(THAT, ladies and germs, is a teaser.)
Last weekend, at about 1am on Sunday, OOF and V were expounding on the subject of MinCat, her true inner self, and what men want from women. No, really. There was a lot of whisky.
According to V, I am all tough on the outside, but deep down I’m just waiting for a white knight to sweep me up onto his horse and ride off into the sunset. Ahem.
According to OOF, that’s all very well, but two weeks later I’m going to refuse to believe that white knight and start making him jump through hoops.
Which brings us to how to hook men. Apparently, they like to be challenged. But, as any Strong Independent Woman knows, that’s a crock of shit. Challenge a man by being his equal and he will either think of you as a guy or a ballbusting bitch. Ah, OOF interjects, it’s not enough to be challenging, women must be playful while they do it.
Sometimes I want to line the whole species up and smack it upside the head with a large, blunt instrument.
Now, not to belittle your sage advice, OOF, it’s probably spot on, but why oh why are we, as a generation, so idiotically obsessed with creating these structures of conformity in relationships that entangle us so much that eventually we forget what we want or like from a person and train ourselves to think in some warped stereotype: women must be so to get men’s attention, and men must want women who are so to get their attention, and so on ad nauseum.
Honestly, I like having arguments as much as anyone (ok, ok more than most people), but even so, if someone challenges me all the time, as many men seem to think is mandatory too, I get very bored, very fast, and tune out. Similarly, I can play games and be hot and cold and throw tantrums to have people do things my way – but what’s the point really. Imagine how exhausting it would be to keep doing that.

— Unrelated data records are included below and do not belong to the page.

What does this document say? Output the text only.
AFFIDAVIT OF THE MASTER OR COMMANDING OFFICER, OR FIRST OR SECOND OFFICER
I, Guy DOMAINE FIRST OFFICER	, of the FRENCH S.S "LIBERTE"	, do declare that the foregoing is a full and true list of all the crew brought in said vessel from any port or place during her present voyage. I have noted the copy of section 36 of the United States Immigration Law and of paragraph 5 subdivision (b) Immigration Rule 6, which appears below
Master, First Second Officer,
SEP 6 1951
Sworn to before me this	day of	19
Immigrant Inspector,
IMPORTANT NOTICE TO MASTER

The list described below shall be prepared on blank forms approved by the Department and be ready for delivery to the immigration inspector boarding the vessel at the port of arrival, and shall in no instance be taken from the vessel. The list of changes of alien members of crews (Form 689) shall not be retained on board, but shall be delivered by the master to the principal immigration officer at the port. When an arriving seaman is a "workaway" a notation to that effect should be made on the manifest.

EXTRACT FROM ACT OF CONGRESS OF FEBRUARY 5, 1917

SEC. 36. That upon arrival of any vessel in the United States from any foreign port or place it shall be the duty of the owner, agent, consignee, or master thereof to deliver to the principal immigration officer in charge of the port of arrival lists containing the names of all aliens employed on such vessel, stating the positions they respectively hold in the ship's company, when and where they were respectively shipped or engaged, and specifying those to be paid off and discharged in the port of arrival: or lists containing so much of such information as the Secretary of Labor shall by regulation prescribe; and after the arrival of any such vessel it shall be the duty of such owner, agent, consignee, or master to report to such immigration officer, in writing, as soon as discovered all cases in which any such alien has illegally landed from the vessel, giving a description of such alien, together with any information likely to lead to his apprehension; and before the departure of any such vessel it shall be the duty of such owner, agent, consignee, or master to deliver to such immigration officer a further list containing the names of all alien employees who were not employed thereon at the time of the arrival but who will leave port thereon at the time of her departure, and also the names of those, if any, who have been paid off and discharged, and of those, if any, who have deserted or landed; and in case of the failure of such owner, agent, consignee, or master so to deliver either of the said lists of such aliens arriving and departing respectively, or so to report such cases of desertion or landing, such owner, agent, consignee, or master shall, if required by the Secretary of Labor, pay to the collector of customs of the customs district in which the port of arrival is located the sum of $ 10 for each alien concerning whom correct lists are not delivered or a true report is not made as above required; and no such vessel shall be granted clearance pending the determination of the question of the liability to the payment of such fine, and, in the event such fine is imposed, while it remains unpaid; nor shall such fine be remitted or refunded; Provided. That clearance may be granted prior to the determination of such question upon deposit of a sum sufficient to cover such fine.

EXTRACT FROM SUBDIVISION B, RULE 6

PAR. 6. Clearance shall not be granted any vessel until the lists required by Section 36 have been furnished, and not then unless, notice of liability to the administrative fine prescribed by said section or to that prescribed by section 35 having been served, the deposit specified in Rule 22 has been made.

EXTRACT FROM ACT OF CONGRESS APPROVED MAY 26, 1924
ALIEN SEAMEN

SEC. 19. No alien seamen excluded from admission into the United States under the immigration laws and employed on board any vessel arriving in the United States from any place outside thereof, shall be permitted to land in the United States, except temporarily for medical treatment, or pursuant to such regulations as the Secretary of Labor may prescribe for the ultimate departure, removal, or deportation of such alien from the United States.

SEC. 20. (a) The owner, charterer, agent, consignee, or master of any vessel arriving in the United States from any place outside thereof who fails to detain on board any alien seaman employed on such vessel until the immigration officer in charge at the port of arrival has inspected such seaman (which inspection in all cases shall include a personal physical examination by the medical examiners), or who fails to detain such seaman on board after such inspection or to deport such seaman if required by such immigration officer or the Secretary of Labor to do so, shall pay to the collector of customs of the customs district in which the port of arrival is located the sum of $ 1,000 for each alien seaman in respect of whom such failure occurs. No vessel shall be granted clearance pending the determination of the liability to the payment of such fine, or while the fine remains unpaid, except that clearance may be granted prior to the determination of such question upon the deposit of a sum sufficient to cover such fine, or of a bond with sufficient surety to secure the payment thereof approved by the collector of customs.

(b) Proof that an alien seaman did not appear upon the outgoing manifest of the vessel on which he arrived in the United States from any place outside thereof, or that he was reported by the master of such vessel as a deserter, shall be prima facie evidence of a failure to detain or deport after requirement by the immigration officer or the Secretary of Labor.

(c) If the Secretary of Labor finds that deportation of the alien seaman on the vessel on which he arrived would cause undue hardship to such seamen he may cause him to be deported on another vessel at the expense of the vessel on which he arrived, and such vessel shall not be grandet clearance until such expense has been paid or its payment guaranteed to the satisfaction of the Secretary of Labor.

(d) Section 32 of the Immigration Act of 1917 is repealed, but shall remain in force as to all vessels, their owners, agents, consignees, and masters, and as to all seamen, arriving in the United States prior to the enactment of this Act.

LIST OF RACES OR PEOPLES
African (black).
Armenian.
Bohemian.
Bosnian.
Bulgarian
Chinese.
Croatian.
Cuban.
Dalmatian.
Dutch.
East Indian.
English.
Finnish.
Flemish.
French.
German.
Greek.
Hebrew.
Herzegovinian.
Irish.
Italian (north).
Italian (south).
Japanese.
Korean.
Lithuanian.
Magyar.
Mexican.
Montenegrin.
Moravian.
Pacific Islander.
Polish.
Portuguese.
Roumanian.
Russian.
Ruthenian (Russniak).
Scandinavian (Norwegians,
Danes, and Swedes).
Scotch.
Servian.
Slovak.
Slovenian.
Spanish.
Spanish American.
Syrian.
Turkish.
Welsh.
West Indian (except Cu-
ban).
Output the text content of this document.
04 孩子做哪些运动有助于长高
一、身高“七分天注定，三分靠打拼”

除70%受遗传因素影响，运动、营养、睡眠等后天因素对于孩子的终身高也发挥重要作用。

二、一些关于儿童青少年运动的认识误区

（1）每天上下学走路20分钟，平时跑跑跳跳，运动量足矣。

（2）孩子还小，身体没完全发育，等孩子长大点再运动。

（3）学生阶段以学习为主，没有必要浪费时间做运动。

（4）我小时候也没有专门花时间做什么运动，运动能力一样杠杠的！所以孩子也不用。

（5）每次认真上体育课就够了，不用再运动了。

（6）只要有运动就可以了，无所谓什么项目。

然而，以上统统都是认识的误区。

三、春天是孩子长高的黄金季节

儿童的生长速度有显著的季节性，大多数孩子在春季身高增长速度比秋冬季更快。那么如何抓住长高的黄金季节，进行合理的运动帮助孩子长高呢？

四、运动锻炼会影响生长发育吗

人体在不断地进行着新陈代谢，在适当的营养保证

Because, you see, the flaw in these theories of inter-gender interaction is simply this: they assume that at some point, one can drop the charade and be oneself; the make up and push up can come off and one can return to comfy pjs on the couch. Unfortunately, we’re all so well trained to expect the framework that when it is dropped we decide we must seek it out somewhere else, somewhere new. “There’s no excitement anymore.”
It’s a bit like that Calvin strip where Hobbes comments on his attention span, or lack thereof, and he says: If it cant be distilled into 45 seconds then I don’t want to know about it. If behaviour does not follow the prescribed patterns then we cannot assimilate it, or react to it.